Recovery: Run ANALYZE first (it’s safe, non-blocking, and resolves stale-statistics issues immediately). If that doesn’t fix it, look for missing or wrong-type indexes, then planner cost tuning. Avoid REINDEX during an active incident unless you have confirmed bloat — REINDEX without CONCURRENTLY takes a write lock.

Still Not Working?

Covering indexes eliminate heap access — include all columns needed by the query in the index to enable Index Only Scans:

-- Query fetches user_id, email, created_at — all in the index
CREATE INDEX idx_users_covering ON users(user_id) INCLUDE (email, created_at);

SELECT user_id, email, created_at FROM users WHERE user_id = 42;
-- Index Only Scan — never touches the heap (fastest possible)

HOT updates and index bloat — PostgreSQL’s HOT (Heap Only Tuple) optimization avoids updating indexes during updates when only non-indexed columns change. If indexed columns are frequently updated, index bloat grows. Use REINDEX CONCURRENTLY to rebuild without blocking:

REINDEX INDEX CONCURRENTLY idx_orders_status;

Indexes on very wide columns — B-tree indexes on columns wider than ~2700 bytes fail silently. Use expression indexes or hash indexes for very long strings.

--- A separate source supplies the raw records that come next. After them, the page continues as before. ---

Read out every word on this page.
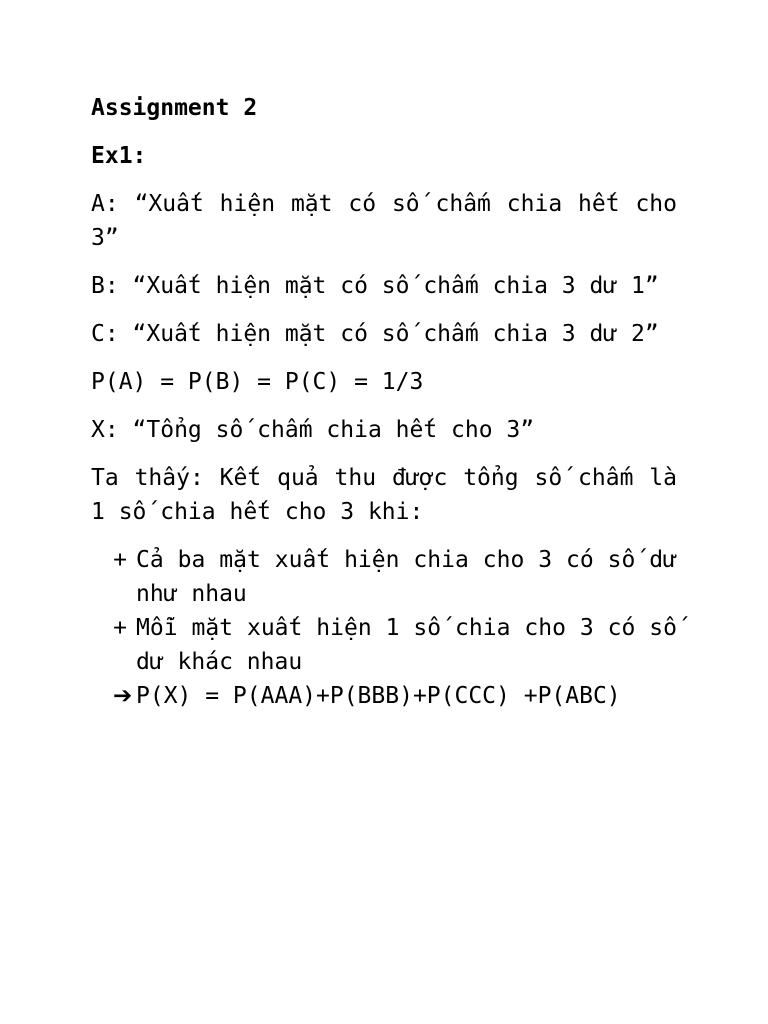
Assignment 2
Ex1:

A: “Xuất hiện mặt có số chấm chia hết cho 3”

B: “Xuất hiện mặt có số chấm chia 3 dư 1”

C: “Xuất hiện mặt có số chấm chia 3 dư 2”

P(A) = P(B) = P(C) = 1/3

X: “Tổng số chấm chia hết cho 3”

Ta thấy: Kết quả thu được tổng số chấm là 1 số chia hết cho 3 khi:

+ Cả ba mặt xuất hiện chia cho 3 có số dư như nhau
+ Mỗi mặt xuất hiện 1 số chia cho 3 có số dư khác nhau
➔ P(X) = P(AAA)+P(BBB)+P(CCC) +P(ABC)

Generic plan vs custom plan with prepared statements — PostgreSQL switches from custom plans to a generic plan after five executions of a prepared statement. The generic plan can avoid an index that the custom plan would use. Override with plan_cache_mode = force_custom_plan per session if you see prepared statements regressing after the fifth call.

Read replica lagging on statistics — on replicas, ANALYZE runs only on the primary and is replicated as part of the catalog. If you see a primary using an index but the replica doing a seq scan, check pg_stat_user_tables.last_analyze on both. Some replication topologies need an explicit ANALYZE push.

Parallel query disabled — for very large tables, the planner may choose a parallel sequential scan over an index scan because the parallel workers make seq scan competitive. Check max_parallel_workers_per_gather. If you want to suppress parallel for a query, set SET max_parallel_workers_per_gather = 0.